Monitoring lake ice phenology from CYGNSS: Algorithm development and assessment using Qinghai Lake, Tibet Plateau, as a case study

This study introduces the first use of Global Navigation Satellite System Reflectometry (GNSS-R) for monitoring lake ice phenology. This is demonstrated using Qinghai Lake, Tibetan Plateau, as a case study. Signal-to-Noise Ratio (SNR) values obtained from the Cyclone GNSS (CYGNSS) constellation over four ice seasons (2018 to 2022) were used to examine the impact of lake surface conditions on reflected GNSS signals during open water and ice cover seasons. A moving t-test (MTT) algorithm was applied to time-varying SNR values allowing for the detection of lake ice at daily temporal resolution. Strong agreement is observed between ice phenology records derived from CYGNSS and Moderate Resolution Imaging Spectroradiometer (MODIS) imagery. Differences during freeze-up (i.e., the period starting with the first appearance of ice on the lake until the lake becomes fully ice covered) ranged from 3 to 21 days with a mean bias error (MBE) and mean absolute error (MAE) of 10 days, while those during breakup (i.e., the period beginning with the first pixel of open water and ending when the whole lake becomes ice-free) ranged from 3 to 18 days (MBE and MAE:  6 and 7 days, respectively).
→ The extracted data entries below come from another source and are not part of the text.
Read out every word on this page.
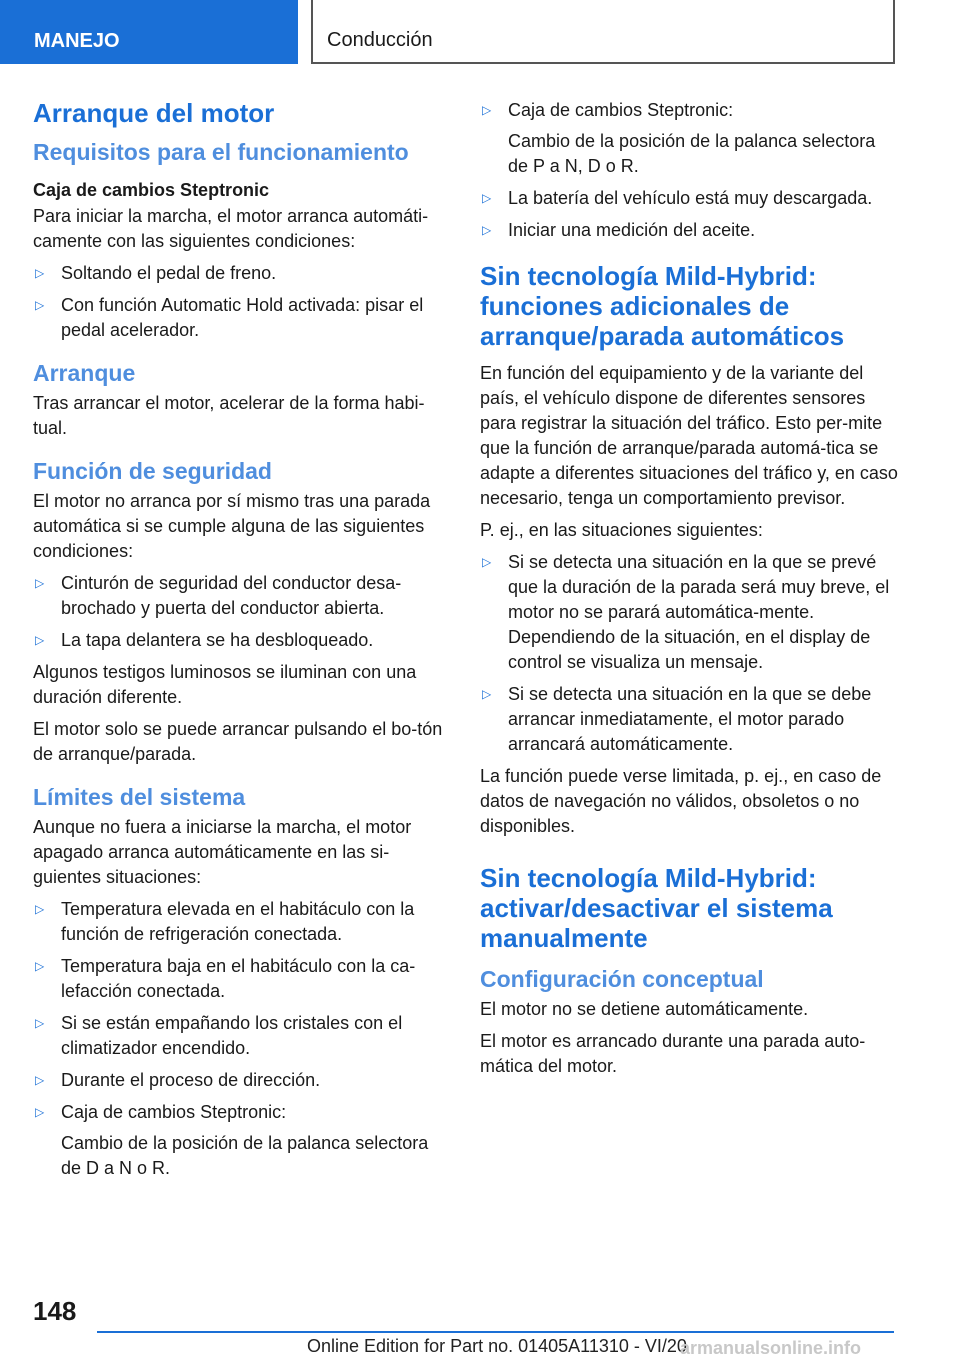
MANEJO	Conducción
Arranque del motor
Requisitos para el funcionamiento
Caja de cambios Steptronic

Para iniciar la marcha, el motor arranca automáti-camente con las siguientes condiciones:

▷ Soltando el pedal de freno.
▷ Con función Automatic Hold activada: pisar el pedal acelerador.
Arranque

Tras arrancar el motor, acelerar de la forma habi-tual.

Función de seguridad

El motor no arranca por sí mismo tras una parada automática si se cumple alguna de las siguientes condiciones:

▷ Cinturón de seguridad del conductor desa-brochado y puerta del conductor abierta.
▷ La tapa delantera se ha desbloqueado.

Algunos testigos luminosos se iluminan con una duración diferente.

El motor solo se puede arrancar pulsando el bo-tón de arranque/parada.

Límites del sistema

Aunque no fuera a iniciarse la marcha, el motor apagado arranca automáticamente en las si-guientes situaciones:

▷ Temperatura elevada en el habitáculo con la función de refrigeración conectada.
▷ Temperatura baja en el habitáculo con la ca-lefacción conectada.
▷ Si se están empañando los cristales con el climatizador encendido.
▷ Durante el proceso de dirección.
▷ Caja de cambios Steptronic:

Cambio de la posición de la palanca selectora de D a N o R.

▷ Caja de cambios Steptronic:

Cambio de la posición de la palanca selectora de P a N, D o R.

▷ La batería del vehículo está muy descargada.
▷ Iniciar una medición del aceite.
Sin tecnología Mild-Hybrid: funciones adicionales de arranque/parada automáticos

En función del equipamiento y de la variante del país, el vehículo dispone de diferentes sensores para registrar la situación del tráfico. Esto per-mite que la función de arranque/parada automá-tica se adapte a diferentes situaciones del tráfico y, en caso necesario, tenga un comportamiento previsor.

P. ej., en las situaciones siguientes:

▷ Si se detecta una situación en la que se prevé que la duración de la parada será muy breve, el motor no se parará automática-mente. Dependiendo de la situación, en el display de control se visualiza un mensaje.
▷ Si se detecta una situación en la que se debe arrancar inmediatamente, el motor parado arrancará automáticamente.

La función puede verse limitada, p. ej., en caso de datos de navegación no válidos, obsoletos o no disponibles.

Sin tecnología Mild-Hybrid: activar/desactivar el sistema manualmente
Configuración conceptual

El motor no se detiene automáticamente.

El motor es arrancado durante una parada auto-mática del motor.

148
Online Edition for Part no. 01405A11310 - VI/20
armanualsonline.info
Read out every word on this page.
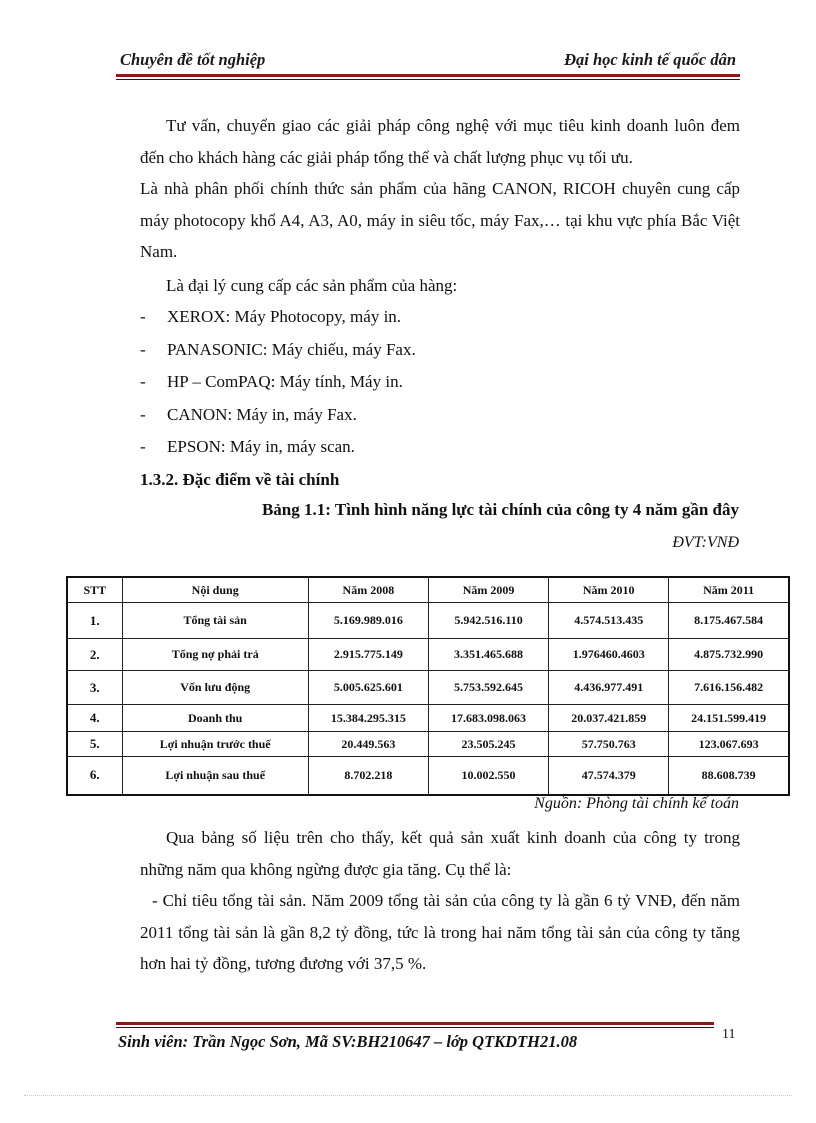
Chuyên đề tốt nghiệp	Đại học kinh tế quốc dân

Tư vấn, chuyển giao các giải pháp công nghệ với mục tiêu kinh doanh luôn đem đến cho khách hàng các giải pháp tổng thể và chất lượng phục vụ tối ưu.

Là nhà phân phối chính thức sản phẩm của hãng CANON, RICOH chuyên cung cấp máy photocopy khổ A4, A3, A0, máy in siêu tốc, máy Fax,… tại khu vực phía Bắc Việt Nam.

Là đại lý cung cấp các sản phẩm của hàng:

- XEROX: Máy Photocopy, máy in.
- PANASONIC: Máy chiếu, máy Fax.
- HP – ComPAQ: Máy tính, Máy in.
- CANON: Máy in, máy Fax.
- EPSON: Máy in, máy scan.
1.3.2. Đặc điểm về tài chính
Bảng 1.1: Tình hình năng lực tài chính của công ty 4 năm gần đây
ĐVT:VNĐ
STT	Nội dung	Năm 2008	Năm 2009	Năm 2010	Năm 2011
1.	Tổng tài sản	5.169.989.016	5.942.516.110	4.574.513.435	8.175.467.584
2.	Tổng nợ phải trả	2.915.775.149	3.351.465.688	1.976460.4603	4.875.732.990
3.	Vốn lưu động	5.005.625.601	5.753.592.645	4.436.977.491	7.616.156.482
4.	Doanh thu	15.384.295.315	17.683.098.063	20.037.421.859	24.151.599.419
5.	Lợi nhuận trước thuế	20.449.563	23.505.245	57.750.763	123.067.693
6.	Lợi nhuận sau thuế	8.702.218	10.002.550	47.574.379	88.608.739
Nguồn: Phòng tài chính kế toán

Qua bảng số liệu trên cho thấy, kết quả sản xuất kinh doanh của công ty trong những năm qua không ngừng được gia tăng. Cụ thể là:

- Chỉ tiêu tổng tài sản. Năm 2009 tổng tài sản của công ty là gần 6 tỷ VNĐ, đến năm 2011 tổng tài sản là gần 8,2 tỷ đồng, tức là trong hai năm tổng tài sản của công ty tăng hơn hai tỷ đồng, tương đương với 37,5 %.

Sinh viên: Trần Ngọc Sơn, Mã SV:BH210647 – lớp QTKDTH21.08	11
Observations during the breakup period revealed the sensitivity of GNSS reflected signals to the onset of surface (snow and ice) melt before the appearance of open water conditions as determined from MODIS. While the CYGNSS constellation is limited to the coverage of lakes between 38° S and 38° N, the approach presented herein will be applicable to data from other GNSS-R missions that provide opportunities for the monitoring of ice phenology from large lakes globally (e.g., Spire constellation of satellites).